Bostancı’ya (1998: 136) göre, uzun tartışmalar sahne olan ve üzerinde replikler geliştirilen özgürlük de gerçekte basının ahlaken umursadığı bir değer değildir. Özgürlüğün pratikteki yani gerçek dünyadaki karşılığı, basının sözcüsü olduğu kesimlerin toplumsal pastadaki paylarını artırmak için kullandığı etkili bir araç oluşudur.

Basın özgürlüğü kavramına ait olduğu mantalitenin ötesinde mistik bir kutsallık kazandırma çabalarının en önemli sebeplerinde biri yayınların adeta sorgulanamaz bir alana çekilme arzusu ve böylelikle kamusal alana yansımayan, esasen doğası gereği yansıması da oldukça zor ilişkileri saklama düşüncesidir. Medya, basın özgürlüğünü eleştirel yaklaşımlardan kendini koruyacak bir zırh olarak görmektedir.

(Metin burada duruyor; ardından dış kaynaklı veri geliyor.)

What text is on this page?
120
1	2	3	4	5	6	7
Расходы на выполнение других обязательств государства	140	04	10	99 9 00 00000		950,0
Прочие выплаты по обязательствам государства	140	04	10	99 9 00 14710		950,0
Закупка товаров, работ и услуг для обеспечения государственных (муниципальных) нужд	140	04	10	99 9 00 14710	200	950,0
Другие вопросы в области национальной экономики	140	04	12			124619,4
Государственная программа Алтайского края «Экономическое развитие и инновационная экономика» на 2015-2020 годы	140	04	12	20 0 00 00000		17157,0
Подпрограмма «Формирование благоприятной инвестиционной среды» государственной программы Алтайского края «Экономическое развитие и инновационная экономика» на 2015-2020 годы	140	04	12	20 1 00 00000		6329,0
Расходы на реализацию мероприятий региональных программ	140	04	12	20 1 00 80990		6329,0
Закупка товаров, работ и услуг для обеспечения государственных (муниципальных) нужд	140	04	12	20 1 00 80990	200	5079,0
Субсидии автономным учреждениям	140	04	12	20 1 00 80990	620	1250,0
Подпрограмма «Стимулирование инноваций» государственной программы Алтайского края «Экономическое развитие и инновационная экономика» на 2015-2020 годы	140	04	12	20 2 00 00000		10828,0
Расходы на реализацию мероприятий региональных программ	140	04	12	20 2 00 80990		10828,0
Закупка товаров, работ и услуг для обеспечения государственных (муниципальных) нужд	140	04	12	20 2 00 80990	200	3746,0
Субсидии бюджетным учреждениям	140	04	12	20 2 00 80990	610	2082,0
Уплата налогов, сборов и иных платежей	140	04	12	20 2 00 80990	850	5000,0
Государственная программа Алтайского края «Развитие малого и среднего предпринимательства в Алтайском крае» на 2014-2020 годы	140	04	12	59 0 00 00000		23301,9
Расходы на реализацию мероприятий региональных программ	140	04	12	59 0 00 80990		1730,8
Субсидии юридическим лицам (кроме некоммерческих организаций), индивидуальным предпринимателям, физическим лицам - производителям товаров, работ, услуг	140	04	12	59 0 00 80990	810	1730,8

Böylelikle kendine karşı gelebilecek itirazlar, daha baştan o kutsallığın totaliter havasıyla savuşturulur (Bostancı, 1998: 138).

Buraya kadar anlıyoruz ki pazar rekabetinin basın özgürlüğünü garantili olarak sağladığı varsayımının inanılır olduğu günler çoktan geride kaldı. Basın özgürlüğünün savunucuları eleştirilerini daha çok pazara dayanan iletişim medyasının devlet tarafından denetlenmesine yöneltmişlerdi. Bugün ise tam tersine iletişim pazarları iletişim özgürlüğünü kısıtlamaktadır. Pazara girmek isteyenlere karşı engeller koyarak, tekellere izin vererek, seçenekleri sınırlayarak ve enformasyonun egemen tanımını kamusal yarar kavramından uzaklaştırıp özel olarak tasarruf olunabilen bir metaya yaklaştırarak yapmaktadır bunu. Özetle, iletişim özgürlüğü ile pazardaki sınırsız özgürlük arasındaki yapısal bir çelişki bulunduğunun kabulü zorunludur (Keane, 1999: 95).